We use the square root function as a base when applying transformations because it helps us understand how the graph behaves under different modifications, which is the main focus of this exercise.

Horizontal compression is an essential transformation that acts on the \( x \)-coordinates of the function. When dealing with a function like \( \sqrt{c(x)} \), if \( c \) is greater than 1, the graph compresses horizontally.

• This compression means that the graph will grow steeper and closer to the y-axis.
• The factor by which the graph compresses is \( \frac{1}{\sqrt{c}} \).

In our specific exercise with \( \sqrt{4(x+4)} \), a compression occurs due to the factor of 4 inside the square root. This compresses the graph horizontally by a factor of \( \frac{1}{\sqrt{4}} = \frac{1}{2} \). Thus, every point on the graph of \( y = \sqrt{x} \) gets moved toward the y-axis, making the rise of the graph steeper than its original.

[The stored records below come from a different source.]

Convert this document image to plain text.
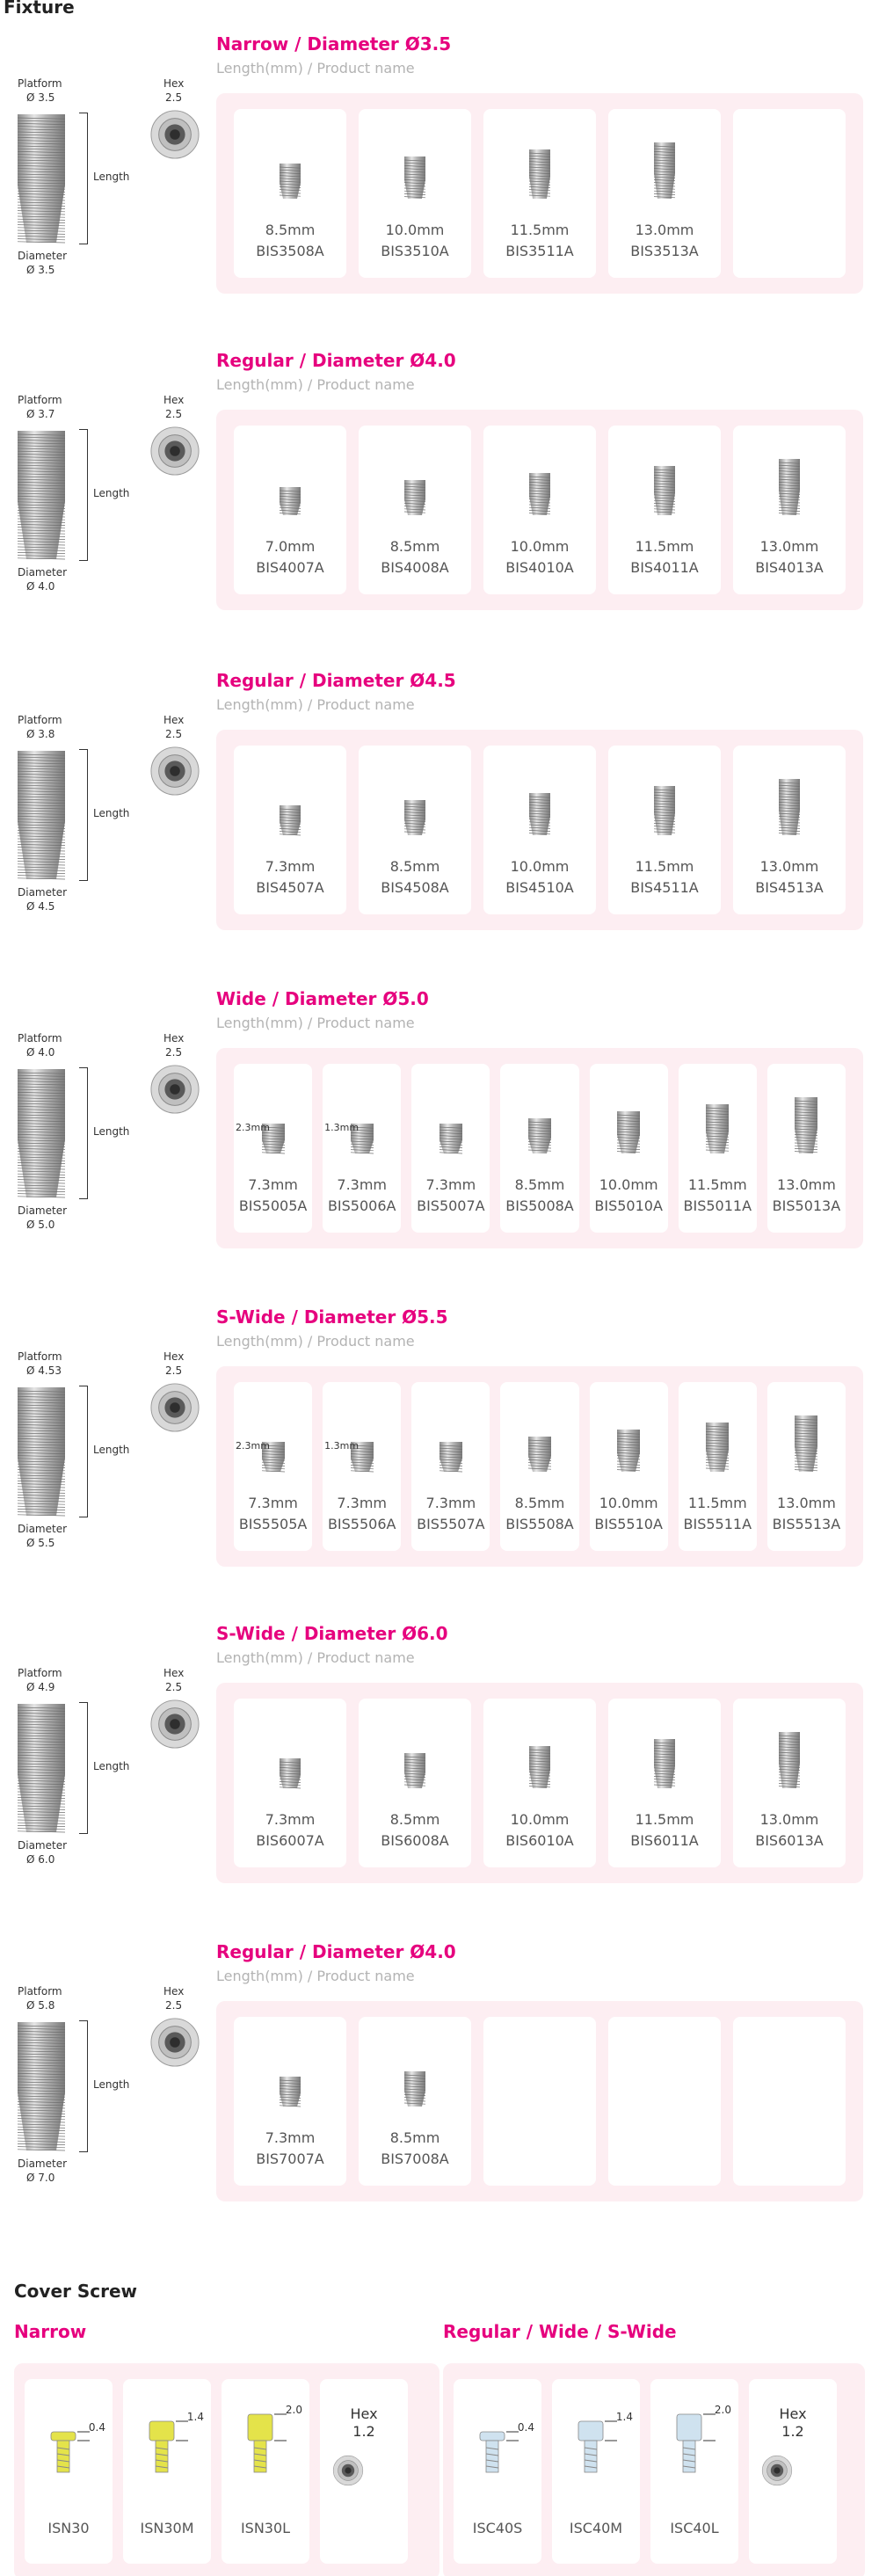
Fixture
Narrow / Diameter Ø3.5
Length(mm) / Product name
Platform
Ø 3.5
Length
Diameter
Ø 3.5
Hex
2.5
8.5mm
BIS3508A
10.0mm
BIS3510A
11.5mm
BIS3511A
13.0mm
BIS3513A
Regular / Diameter Ø4.0
Length(mm) / Product name
Platform
Ø 3.7
Length
Diameter
Ø 4.0
Hex
2.5
7.0mm
BIS4007A
8.5mm
BIS4008A
10.0mm
BIS4010A
11.5mm
BIS4011A
13.0mm
BIS4013A
Regular / Diameter Ø4.5
Length(mm) / Product name
Platform
Ø 3.8
Length
Diameter
Ø 4.5
Hex
2.5
7.3mm
BIS4507A
8.5mm
BIS4508A
10.0mm
BIS4510A
11.5mm
BIS4511A
13.0mm
BIS4513A
Wide / Diameter Ø5.0
Length(mm) / Product name
Platform
Ø 4.0
Length
Diameter
Ø 5.0
Hex
2.5
2.3mm
7.3mm
BIS5005A
1.3mm
7.3mm
BIS5006A
7.3mm
BIS5007A
8.5mm
BIS5008A
10.0mm
BIS5010A
11.5mm
BIS5011A
13.0mm
BIS5013A
S-Wide / Diameter Ø5.5
Length(mm) / Product name
Platform
Ø 4.53
Length
Diameter
Ø 5.5
Hex
2.5
2.3mm
7.3mm
BIS5505A
1.3mm
7.3mm
BIS5506A
7.3mm
BIS5507A
8.5mm
BIS5508A
10.0mm
BIS5510A
11.5mm
BIS5511A
13.0mm
BIS5513A
S-Wide / Diameter Ø6.0
Length(mm) / Product name
Platform
Ø 4.9
Length
Diameter
Ø 6.0
Hex
2.5
7.3mm
BIS6007A
8.5mm
BIS6008A
10.0mm
BIS6010A
11.5mm
BIS6011A
13.0mm
BIS6013A
Regular / Diameter Ø4.0
Length(mm) / Product name
Platform
Ø 5.8
Length
Diameter
Ø 7.0
Hex
2.5
7.3mm
BIS7007A
8.5mm
BIS7008A
Cover Screw
Narrow
0.4
ISN30
1.4
ISN30M
2.0
ISN30L
Hex
1.2
Regular / Wide / S-Wide
0.4
ISC40S
1.4
ISC40M
2.0
ISC40L
Hex
1.2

Horizontal translations move a graph left or right. For the function \( \sqrt{c(x-h)} \), the \( h \) value dictates this shift. When \( h \) is positive, the function shifts to the right, and when negative, it moves to the left.

• In the function \( \sqrt{4(x+4)} \), we see \( x+4 \) inside the square root.
• This indicates a shift to the left by 4 units.

The graph moves every point from the base graph \( y = \sqrt{x} \) to the left by 4 units, changing the starting point of the graph on the x-axis from (0,0) to (-4,0). Understanding this movement helps us see where the curve originates after transformations.

Vertical translation is another type of function transformation, affecting the y-coordinates. This movement is indicated by any constant added or subtracted from the function.

• For instance, in our function \( \sqrt{4(x+4)} + 4 \), the +4 shifts the entire graph upward by 4 units.
• Every point on the transformed graph is elevated, preserving the graph's shape.

This upward shift alters the rising path of the square root function so that it starts at a higher point than it would on the base graph. Adding this transformation solidifies how we perceive the positioning of graphs in a coordinate plane, simplifying complex graphs into understandable forms.